J'étais impatient de la voir et de sortir. Je me mis à déboutonner son pardessus. Elle se décida à m'aider, il ne lui resta bientôt plus que sa chemise.

Arrivée là, elle ne se pressait pas de l'ôter. Je poussai une exclamation d'impatience. Soit tactique, soit pudeur (ce qui était peu supposable), elle ne bougeait pas, et voyant que je me levais de la chaise sur laquelle j'étais assis, elle fit un mouvement en se reculant, comme pour mieux se couvrir.

Je me mis à rire et la saisissant d'un bras, de l'autre je lui enlevai son dernier vêtement que je laissai tomber à terre.

C'était ce qu'elle voulait, car au contact de mes mains sur son corps, elle frissonna, se serra contre moi et cacha sa tête sur mon épaule.

Pristi ! je sentis moi-même un petit fré­missement.... Je lui dis bien vite de s'éloi­gner, que je voulais la voir à mon aise.

Sa chevelure, qui n'avait rien de faux, était dénouée et tombait en épaisses tor­sades autour d'elle. Depuis longtemps je n'avais vu une femme aussi belle.

Comment me trouves-tu ? fit-elle en me regardant avec un petit sourire mali­cieux.

- Superbe ! et c'est malheureux que tant de beauté soit souillée par le premier venu. Qui ou quoi a donc pu te conduire à faire un tel métier ?

- Ne me fais pas penser à cela. Il y a des jours où le dégoût s'empare de moi, il y a des jours où je voudrais me tuer pour échapper à cet entraînement auquel je ne puis résister.

J'étais assis sur la meilleure des deux chaises, je la contemplais.

Elle vint s'asseoir sur mes genoux et me passant un bras autour du cou, elle me dit :

- Tu ne me fais pas l'effet d'un coureur de femmes toi, car de tous ceux que j'ai vus, aucun n'avait tes manières.

- Il est vrai que ce n'est pas la soif du plaisir qui m'a fait venir ici. Tu peux te rhabiller.

- Non, pas encore ; tout à l'heure je ne pensais qu'à gagner le plus vite possible l'argent que tu m'as donné, maintenant je désire autre chose.

- Ma chère enfant, rhabille-toi et par­tons.

Elle allait me répondre.
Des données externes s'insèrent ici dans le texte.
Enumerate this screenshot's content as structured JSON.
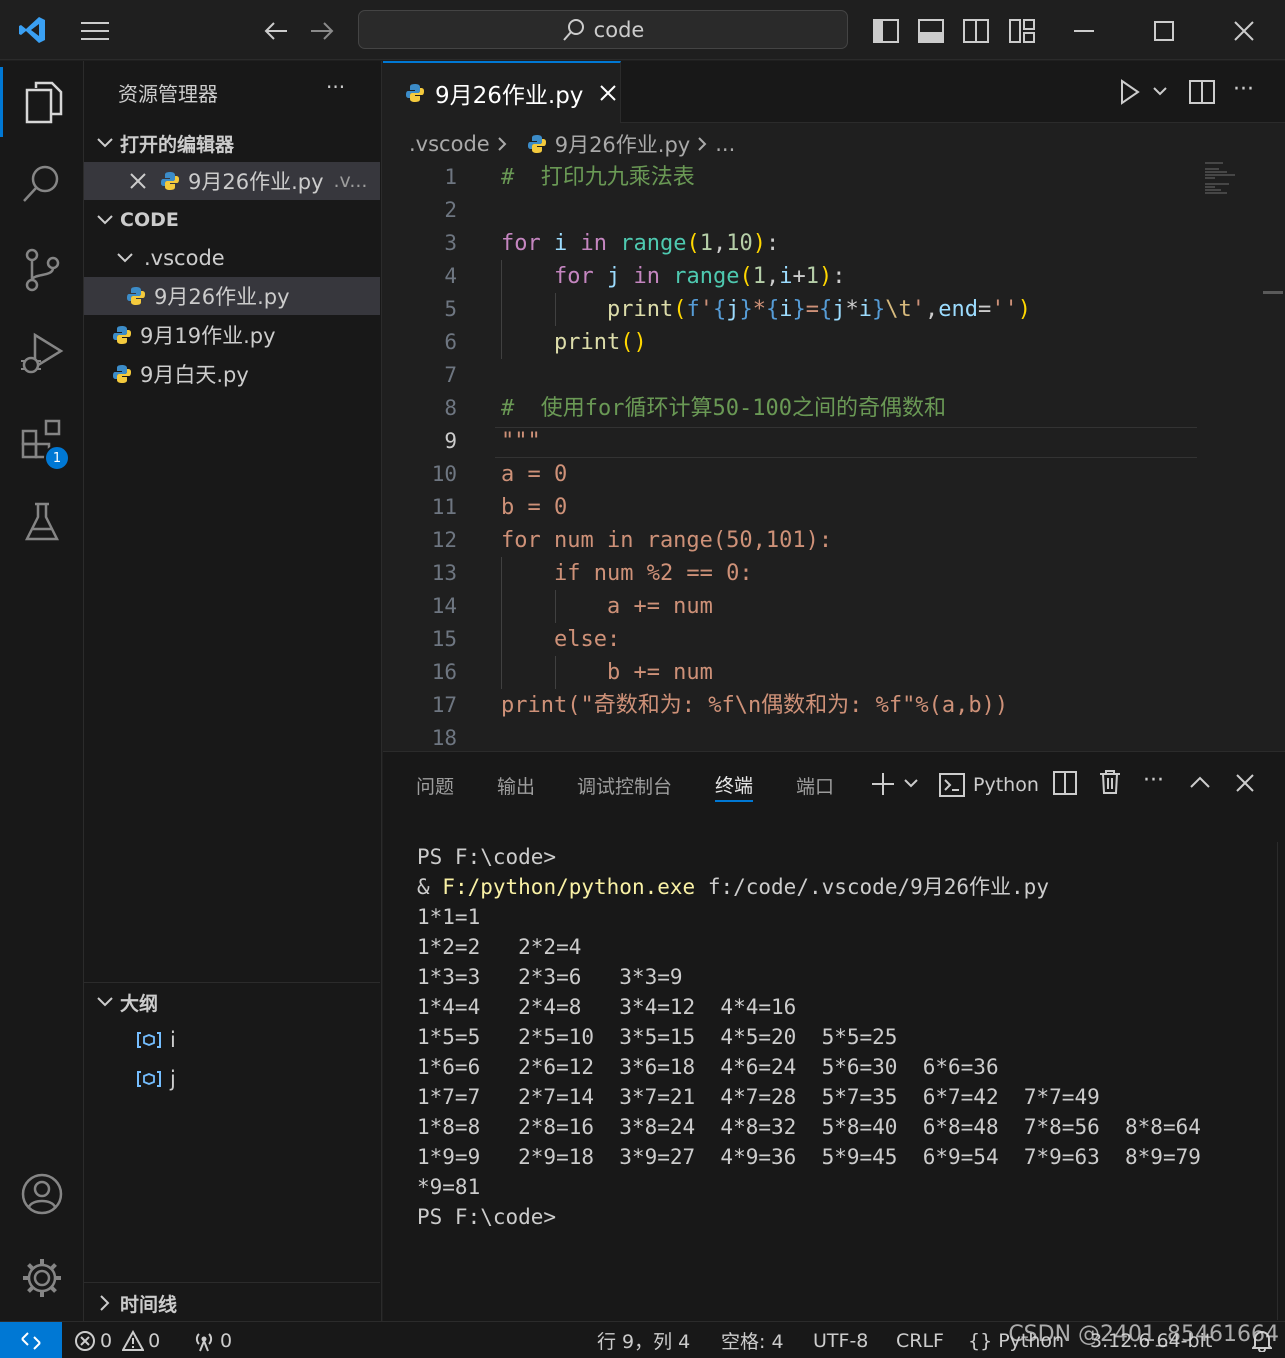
{
  "titlebar": {
    "search_text": "code"
  },
  "activity": {
    "extensions_badge": "1"
  },
  "sidebar": {
    "title": "资源管理器",
    "more": "···",
    "open_editors_header": "打开的编辑器",
    "open_editor_item": "9月26作业.py",
    "open_editor_suffix": ".v...",
    "workspace_header": "CODE",
    "folder": ".vscode",
    "files": [
      "9月26作业.py",
      "9月19作业.py",
      "9月白天.py"
    ],
    "outline_header": "大纲",
    "outline_items": [
      "i",
      "j"
    ],
    "timeline_header": "时间线"
  },
  "editor": {
    "tab_label": "9月26作业.py",
    "breadcrumb": [
      ".vscode",
      "9月26作业.py",
      "..."
    ],
    "line_numbers": [
      "1",
      "2",
      "3",
      "4",
      "5",
      "6",
      "7",
      "8",
      "9",
      "10",
      "11",
      "12",
      "13",
      "14",
      "15",
      "16",
      "17",
      "18"
    ],
    "current_line": 9
  },
  "panel": {
    "tabs": [
      "问题",
      "输出",
      "调试控制台",
      "终端",
      "端口"
    ],
    "active_tab": "终端",
    "terminal_profile": "Python",
    "terminal_lines": [
      "PS F:\\code>",
      "1*1=1",
      "1*2=2   2*2=4",
      "1*3=3   2*3=6   3*3=9",
      "1*4=4   2*4=8   3*4=12  4*4=16",
      "1*5=5   2*5=10  3*5=15  4*5=20  5*5=25",
      "1*6=6   2*6=12  3*6=18  4*6=24  5*6=30  6*6=36",
      "1*7=7   2*7=14  3*7=21  4*7=28  5*7=35  6*7=42  7*7=49",
      "1*8=8   2*8=16  3*8=24  4*8=32  5*8=40  6*8=48  7*8=56  8*8=64",
      "1*9=9   2*9=18  3*9=27  4*9=36  5*9=45  6*9=54  7*9=63  8*9=79",
      "*9=81",
      "PS F:\\code>"
    ],
    "command": {
      "amp": "& ",
      "exe": "F:/python/python.exe",
      "arg": " f:/code/.vscode/9月26作业.py"
    }
  },
  "status": {
    "errors": "0",
    "warnings": "0",
    "ports": "0",
    "position": "行 9，列 4",
    "spaces": "空格: 4",
    "encoding": "UTF-8",
    "eol": "CRLF",
    "language": "{} Python",
    "interpreter": "3.12.6 64-bit"
  },
  "watermark": "CSDN @2401_85461664"
}
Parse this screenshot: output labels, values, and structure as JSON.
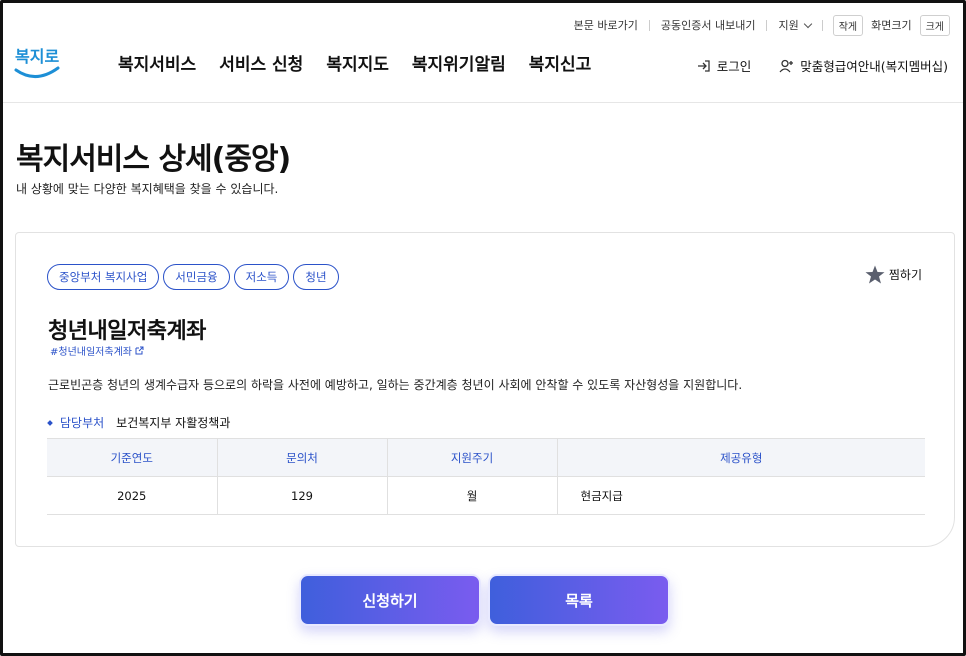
{
  "util": {
    "skip": "본문 바로가기",
    "cert": "공동인증서 내보내기",
    "region": "지원",
    "font_small": "작게",
    "font_label": "화면크기",
    "font_large": "크게"
  },
  "logo": {
    "text": "복지로"
  },
  "gnb": [
    "복지서비스",
    "서비스 신청",
    "복지지도",
    "복지위기알림",
    "복지신고"
  ],
  "header": {
    "login": "로그인",
    "guide": "맞춤형급여안내(복지멤버십)"
  },
  "page": {
    "title": "복지서비스 상세(중앙)",
    "desc": "내 상황에 맞는 다양한 복지혜택을 찾을 수 있습니다."
  },
  "service": {
    "tags": [
      "중앙부처 복지사업",
      "서민금융",
      "저소득",
      "청년"
    ],
    "favorite": "찜하기",
    "title": "청년내일저축계좌",
    "hashtag": "#청년내일저축계좌",
    "description": "근로빈곤층 청년의 생계수급자 등으로의 하락을 사전에 예방하고, 일하는 중간계층 청년이 사회에 안착할 수 있도록 자산형성을 지원합니다.",
    "dept_label": "담당부처",
    "dept_value": "보건복지부 자활정책과",
    "table": {
      "headers": [
        "기준연도",
        "문의처",
        "지원주기",
        "제공유형"
      ],
      "row": [
        "2025",
        "129",
        "월",
        "현금지급"
      ]
    }
  },
  "buttons": {
    "apply": "신청하기",
    "list": "목록"
  },
  "colors": {
    "accent": "#2b52c9",
    "logo": "#1d8fd6",
    "button_start": "#3f5fdc",
    "button_end": "#7a5cef"
  }
}
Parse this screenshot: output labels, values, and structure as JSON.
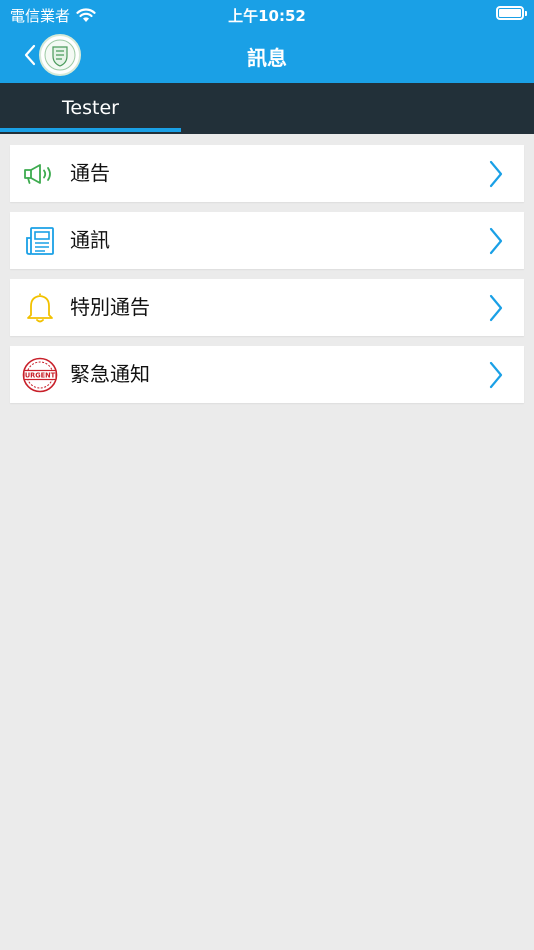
{
  "status_bar": {
    "carrier": "電信業者",
    "time": "上午10:52"
  },
  "navbar": {
    "title": "訊息"
  },
  "tabs": [
    {
      "label": "Tester",
      "active": true
    }
  ],
  "menu": [
    {
      "label": "通告",
      "icon": "megaphone-icon",
      "color": "#3dab4f"
    },
    {
      "label": "通訊",
      "icon": "newsletter-icon",
      "color": "#1aa0e6"
    },
    {
      "label": "特別通告",
      "icon": "bell-icon",
      "color": "#f2c100"
    },
    {
      "label": "緊急通知",
      "icon": "urgent-stamp-icon",
      "color": "#c8202a",
      "stamp_text": "URGENT"
    }
  ],
  "colors": {
    "accent": "#1aa0e6",
    "tabbar": "#223039",
    "background": "#ebebeb"
  }
}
On frappa à la porte.

- Laissez-nous tranquilles, s'écria-t-­elle sans se déranger.

C'était la vieille servante qui avait frappé. Elle grogna à travers la porte : « Il y a du monde qui attend. » C'était nous dire : dépêchez-vous. Mais comme en tout et partout l'argent lève les difficultés, ma raccrocheuse prit son porte-monnaie en riant, entr'ouvrit la porte et dit à la vieille :

- Payez-vous deux fois et laissez-nous tranquilles. Puis elle lui ferma la porte sur le nez et revint près de moi en disant :

Ces gens-là sont plus méprisables que nous, va, car devine ce que cette ignoble chambre leur rapporte tous les jours... Deux francs par heure ! Tu as entendu dire et tu peux le croire, que jamais la maison n'est inoccupée.

Elle croyait reprendre sa place sur mes genoux, mais je m'étais levé. Pensant que je voulais partir, elle se mit devant la porte et me regarda sans parler.

Quelque chose se passait en elle, son beau sein palpitait, ses joues déjà si fraîches se coloraient encore et, singulier contraste, ses yeux et sa bouche exprimaient à la foi le désir, la timidité, le regret.

- Reprends ton argent, dit-elle tout à coup, les caresses vendues n'ont pas de charme pour toi, je le vois bien.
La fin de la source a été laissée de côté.